“I believe only what I have seen with my own eyes,” he answered rather ambiguously. “You have been indiscreet—extremely indiscreet—and I have often told you so. But your ambition was to become the most chic woman in town, and you have accomplished it. At what cost?”

She made no response. Her head was bowed.

“Shall I tell you at what cost?” he went on very gravely. “At the cost of your reputation—and of mine.”

“Ah! forgive me, Dudley!” she cried quickly. “I was blind then, dazzled by the compliments heaped upon me, bewildered by the wealth that had so suddenly become mine after poor Dick’s death. I was rendered callous to everything by my foolish desire to shine as the smartest and most popular woman in London. I did not think of you.”
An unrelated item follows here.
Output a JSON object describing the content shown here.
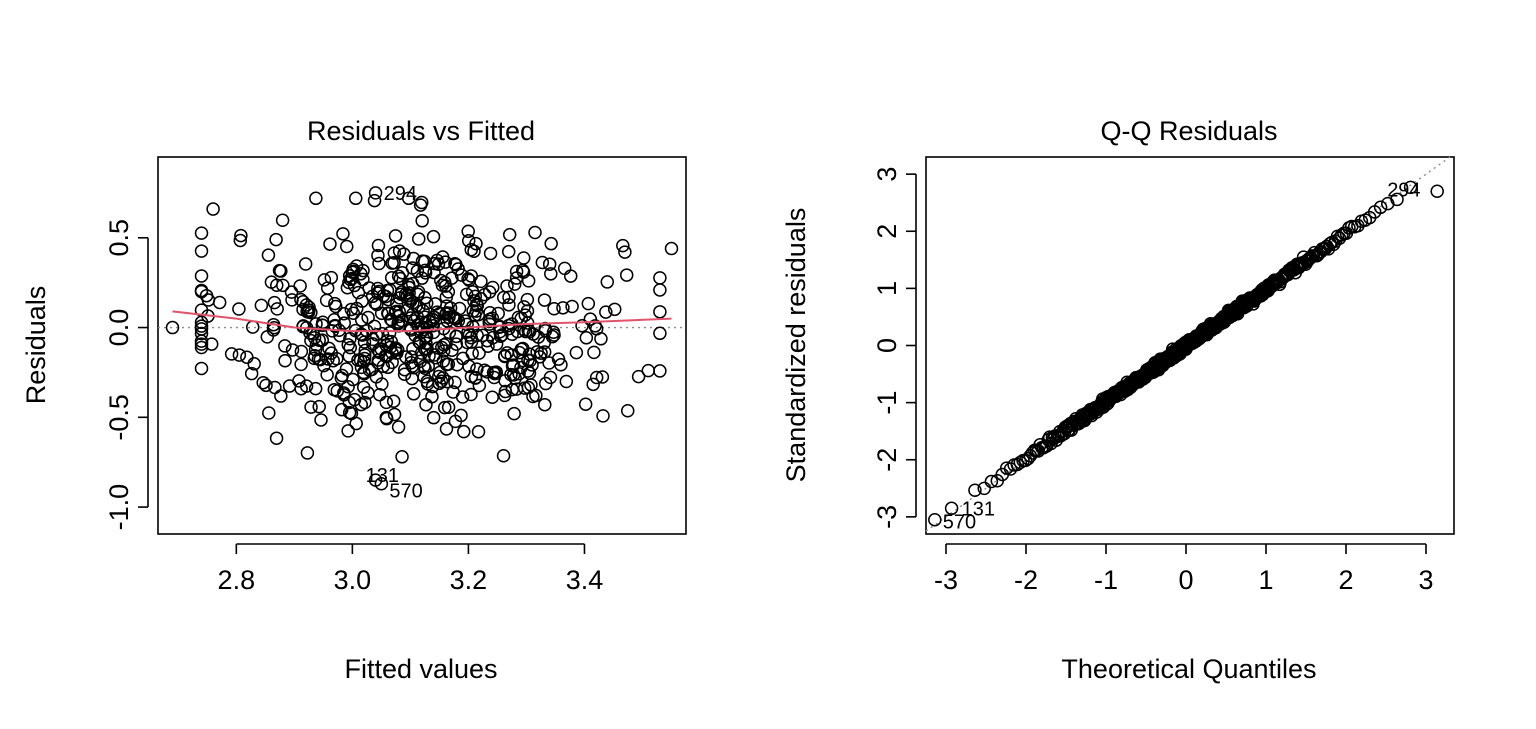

“Exactly,” he said. “Your admission only clinches my argument that, although we have been close friends, no real affection has of later years existed between us. Frankly, had you loved me, you could not have acted with such reckless indiscretion as to risk my name, my position, and my honour.”

He spoke a truth which admitted of no question.

“Now,” he went on at last, slowly unclasping her clinging arms from his neck. “It is already late and I have an important appointment at the Foreign Office, for which I am overdue. We must part.”

“Never!” she cried wildly. “You shall not leave me like this! If you do, I shall call at your chambers every day, and compel you to see me.”

“Then I must give orders to Parsons not to admit you,” he answered quite calmly.

“That man of yours is an old bear. Why don’t you get rid of him, and have some one less fossilised?” she exclaimed in a gust of fury. “When I called the other day with Lady Meldrum, he was positively rude.”